The MSCI Asia-Pacific Index of regional shares fell 6.4 percent after the Standard & Poor's 500 Index slumped 9 percent yesterday as the biggest drop in U.S. retail sales in three years suggested a deepening recession.

Risk Aversion

The Korean currency extended this year's loss to almost 30 percent as the Kospi stock index fell by as much as 7.6 percent to 1,238.77.

``Risk aversion returned,'' said Dariusz Kowalczyk, a strategist with CFC Seymour Ltd. in Hong Kong. ``It will be very difficult, if not impossible, for Korea to roll over its short- term debt.''

South Korea's foreign-exchange reserves dropped in each of the last six months, sliding $24.6 billion to $239.7 billion as policy makers intervened to stem the won's slide. Central banks buy or sell overseas currencies to influence exchange rates.

The nation has been building up its currency reserves since the Asian financial crisis led to the won halving in value in 1997. The government secured a $57 billion loan from the International Monetary Fund at the time to help repay overseas debt.

South Korea plans to sell as much as $5 billion in foreign- currency stabilization bonds next year, a finance ministry official, who declined to be named, said in a phone interview today.

The government will sell the global bonds to provide a benchmark yield for other Korean debt and increase its foreign- currency reserves, Yonhap News reported earlier today.

Recession Concern

The Singapore dollar fell to near a one-year low against the U.S. dollar on concern a global recession will undermine growth in the island's economy.

``Fears about a global recession are pushing the Singapore dollar lower,'' said Norifumi Yoshida, vice president of the trading section at Mizuho Corporate Bank Ltd. in Singapore. ``The trend for selling Asian currencies may persist for a while.''

A government report last week showed Singapore fell into the first recession since 2002, spurring the central bank to stop a policy of favoring gains in the currency, in order to support the economy.
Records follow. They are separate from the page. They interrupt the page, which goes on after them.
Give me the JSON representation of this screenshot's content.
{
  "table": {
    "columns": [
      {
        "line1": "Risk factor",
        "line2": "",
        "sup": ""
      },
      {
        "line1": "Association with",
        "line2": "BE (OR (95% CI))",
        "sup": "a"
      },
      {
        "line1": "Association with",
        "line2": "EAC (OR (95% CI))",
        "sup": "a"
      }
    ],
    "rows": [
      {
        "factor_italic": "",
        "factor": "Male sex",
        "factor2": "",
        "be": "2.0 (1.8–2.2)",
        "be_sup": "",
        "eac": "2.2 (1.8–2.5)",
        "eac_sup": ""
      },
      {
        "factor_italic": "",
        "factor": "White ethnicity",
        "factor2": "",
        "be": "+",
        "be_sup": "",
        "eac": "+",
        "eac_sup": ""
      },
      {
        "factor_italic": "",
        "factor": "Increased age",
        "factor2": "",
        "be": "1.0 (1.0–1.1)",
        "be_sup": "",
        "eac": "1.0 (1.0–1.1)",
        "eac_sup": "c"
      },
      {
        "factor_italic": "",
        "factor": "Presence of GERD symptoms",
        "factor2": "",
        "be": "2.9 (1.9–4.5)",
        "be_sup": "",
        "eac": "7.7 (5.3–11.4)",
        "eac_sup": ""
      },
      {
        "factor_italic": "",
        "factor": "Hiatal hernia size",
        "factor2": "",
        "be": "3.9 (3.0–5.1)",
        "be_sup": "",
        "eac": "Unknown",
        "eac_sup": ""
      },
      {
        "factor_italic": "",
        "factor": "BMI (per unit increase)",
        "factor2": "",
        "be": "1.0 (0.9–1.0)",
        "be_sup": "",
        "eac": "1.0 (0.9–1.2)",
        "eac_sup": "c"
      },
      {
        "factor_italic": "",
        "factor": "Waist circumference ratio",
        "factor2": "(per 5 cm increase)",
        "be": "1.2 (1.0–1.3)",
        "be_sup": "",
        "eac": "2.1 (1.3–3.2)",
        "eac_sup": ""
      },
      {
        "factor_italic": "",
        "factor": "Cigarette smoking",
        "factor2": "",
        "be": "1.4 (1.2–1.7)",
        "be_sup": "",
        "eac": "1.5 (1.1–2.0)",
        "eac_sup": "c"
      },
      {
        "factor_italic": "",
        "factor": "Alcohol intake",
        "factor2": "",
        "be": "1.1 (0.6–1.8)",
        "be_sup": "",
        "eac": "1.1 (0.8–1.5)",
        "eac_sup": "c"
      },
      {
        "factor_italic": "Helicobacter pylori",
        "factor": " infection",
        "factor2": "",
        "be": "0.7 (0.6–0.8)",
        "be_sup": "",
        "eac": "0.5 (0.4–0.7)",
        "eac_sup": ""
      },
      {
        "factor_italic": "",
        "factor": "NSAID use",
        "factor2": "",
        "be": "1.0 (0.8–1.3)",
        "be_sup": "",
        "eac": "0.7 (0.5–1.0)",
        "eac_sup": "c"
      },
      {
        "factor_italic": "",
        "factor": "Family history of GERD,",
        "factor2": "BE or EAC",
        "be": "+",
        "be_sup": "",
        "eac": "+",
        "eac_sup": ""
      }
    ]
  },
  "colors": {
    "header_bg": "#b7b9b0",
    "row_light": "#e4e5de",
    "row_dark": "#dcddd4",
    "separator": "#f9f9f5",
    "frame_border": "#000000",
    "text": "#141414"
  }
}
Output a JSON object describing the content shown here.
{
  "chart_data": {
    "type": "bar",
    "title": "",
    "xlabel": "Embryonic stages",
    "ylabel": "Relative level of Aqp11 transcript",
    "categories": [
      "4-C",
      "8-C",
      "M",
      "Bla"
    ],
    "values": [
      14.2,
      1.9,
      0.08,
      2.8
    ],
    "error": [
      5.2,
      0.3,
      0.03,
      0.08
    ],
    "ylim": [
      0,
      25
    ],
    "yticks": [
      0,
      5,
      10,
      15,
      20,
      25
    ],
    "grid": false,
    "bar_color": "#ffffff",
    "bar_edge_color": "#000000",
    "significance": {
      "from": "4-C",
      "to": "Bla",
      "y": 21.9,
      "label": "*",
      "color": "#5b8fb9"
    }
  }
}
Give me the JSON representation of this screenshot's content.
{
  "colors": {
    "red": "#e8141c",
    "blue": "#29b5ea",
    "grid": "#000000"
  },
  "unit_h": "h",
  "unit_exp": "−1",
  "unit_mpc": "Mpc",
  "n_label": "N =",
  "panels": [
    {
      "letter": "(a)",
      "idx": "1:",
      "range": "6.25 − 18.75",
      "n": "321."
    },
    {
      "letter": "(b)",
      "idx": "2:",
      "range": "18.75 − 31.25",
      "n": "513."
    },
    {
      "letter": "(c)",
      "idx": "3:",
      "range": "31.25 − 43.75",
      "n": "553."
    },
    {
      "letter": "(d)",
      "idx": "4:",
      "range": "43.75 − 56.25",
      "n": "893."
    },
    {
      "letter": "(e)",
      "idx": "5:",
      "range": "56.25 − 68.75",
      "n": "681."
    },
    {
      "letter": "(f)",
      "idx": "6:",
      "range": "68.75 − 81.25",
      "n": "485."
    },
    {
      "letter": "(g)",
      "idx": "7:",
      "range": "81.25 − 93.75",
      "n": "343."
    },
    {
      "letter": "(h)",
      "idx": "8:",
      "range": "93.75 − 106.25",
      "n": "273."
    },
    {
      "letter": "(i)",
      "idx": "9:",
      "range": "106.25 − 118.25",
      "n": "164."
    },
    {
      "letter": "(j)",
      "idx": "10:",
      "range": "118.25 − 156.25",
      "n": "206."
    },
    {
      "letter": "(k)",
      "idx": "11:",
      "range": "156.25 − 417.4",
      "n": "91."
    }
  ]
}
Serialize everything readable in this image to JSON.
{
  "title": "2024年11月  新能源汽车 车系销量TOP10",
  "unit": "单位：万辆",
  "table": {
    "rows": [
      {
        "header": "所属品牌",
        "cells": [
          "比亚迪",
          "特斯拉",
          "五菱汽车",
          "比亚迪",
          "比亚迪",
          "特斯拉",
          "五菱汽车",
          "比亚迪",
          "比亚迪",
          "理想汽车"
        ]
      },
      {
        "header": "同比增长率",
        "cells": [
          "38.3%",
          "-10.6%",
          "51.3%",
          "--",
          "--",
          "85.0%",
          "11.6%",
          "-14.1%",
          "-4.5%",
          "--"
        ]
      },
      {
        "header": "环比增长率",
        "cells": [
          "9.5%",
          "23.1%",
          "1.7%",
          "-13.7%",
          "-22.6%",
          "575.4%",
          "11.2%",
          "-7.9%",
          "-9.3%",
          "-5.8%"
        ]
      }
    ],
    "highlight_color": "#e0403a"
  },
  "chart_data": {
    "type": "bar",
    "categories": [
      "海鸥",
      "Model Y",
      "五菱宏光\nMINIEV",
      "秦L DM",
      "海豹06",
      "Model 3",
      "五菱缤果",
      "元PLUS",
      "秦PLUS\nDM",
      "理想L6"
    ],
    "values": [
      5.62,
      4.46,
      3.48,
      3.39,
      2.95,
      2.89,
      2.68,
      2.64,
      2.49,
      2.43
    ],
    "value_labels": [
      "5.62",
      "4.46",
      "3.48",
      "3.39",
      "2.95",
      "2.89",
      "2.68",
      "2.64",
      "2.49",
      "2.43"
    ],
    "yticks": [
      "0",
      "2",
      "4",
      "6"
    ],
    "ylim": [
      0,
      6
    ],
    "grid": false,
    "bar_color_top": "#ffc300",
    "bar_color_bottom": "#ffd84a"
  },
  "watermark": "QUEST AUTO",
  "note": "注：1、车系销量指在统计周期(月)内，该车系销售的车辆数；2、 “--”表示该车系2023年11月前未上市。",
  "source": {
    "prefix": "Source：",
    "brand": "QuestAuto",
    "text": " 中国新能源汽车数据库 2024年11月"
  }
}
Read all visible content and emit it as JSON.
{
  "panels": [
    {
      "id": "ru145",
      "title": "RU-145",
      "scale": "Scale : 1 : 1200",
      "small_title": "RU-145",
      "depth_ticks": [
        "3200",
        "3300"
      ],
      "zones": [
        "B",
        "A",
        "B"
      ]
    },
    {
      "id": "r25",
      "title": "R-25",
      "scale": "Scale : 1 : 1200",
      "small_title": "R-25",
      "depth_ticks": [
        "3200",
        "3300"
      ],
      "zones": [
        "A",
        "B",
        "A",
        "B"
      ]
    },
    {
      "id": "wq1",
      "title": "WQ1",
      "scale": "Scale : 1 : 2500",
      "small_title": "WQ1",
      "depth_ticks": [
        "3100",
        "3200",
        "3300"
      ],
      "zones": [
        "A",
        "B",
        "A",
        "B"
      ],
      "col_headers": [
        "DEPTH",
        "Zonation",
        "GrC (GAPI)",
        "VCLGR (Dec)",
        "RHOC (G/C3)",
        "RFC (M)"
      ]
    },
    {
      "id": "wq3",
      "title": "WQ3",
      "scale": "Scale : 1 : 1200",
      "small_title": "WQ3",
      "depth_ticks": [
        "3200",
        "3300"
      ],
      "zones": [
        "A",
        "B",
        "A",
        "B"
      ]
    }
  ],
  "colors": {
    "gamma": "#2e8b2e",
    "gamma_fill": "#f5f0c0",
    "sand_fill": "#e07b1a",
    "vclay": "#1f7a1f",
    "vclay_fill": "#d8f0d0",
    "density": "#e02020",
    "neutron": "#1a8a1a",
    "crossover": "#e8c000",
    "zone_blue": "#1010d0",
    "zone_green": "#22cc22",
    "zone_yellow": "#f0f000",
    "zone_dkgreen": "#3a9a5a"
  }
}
The Monetary Authority of Singapore, which relies on the currency rather than interest rates as its policy tool, said on Oct. 10 it's shifting to a ``zero-percent appreciation'' stance.

Worker Remittances

The Philippine peso fell to an 18-month low on concern the U.S.-led global economic slowdown will reduce the country's exports and remittances from overseas nationals. The Philippine benchmark stock index fell 4.7 percent.

``Electronics exports and overseas worker remittances may be in danger,'' said Roland Avante, treasurer at Chinatrust (Philippines) Commercial Bank in Manila. ``There are a lot of clients shifting to dollars. At the end of the day it's still the currency that makes the world go round.''

The currency declined as low as 48.075, the weakest since April last year, before trading at 48.04 in Manila, according to Tullett Prebon Plc.

The U.S. is the Philippines' biggest export market and source of remittances from overseas workers. Exports make up about a third of the economy.

``If the economy worsens, exports will be bad, unemployment will rise,'' Avante said. ``Where will the peso draw its strength from?''

Elsewhere, the Malaysian ringgit dropped 0.3 percent to 3.5225 and the Thai baht fell 0.4 percent to 34.27. Taiwan's dollar weakened 0.4 percent to NT$32.54. The Indonesian rupiah slipped 0.4 percent to 9,825 and Vietnam's dong was unchanged at 16,595.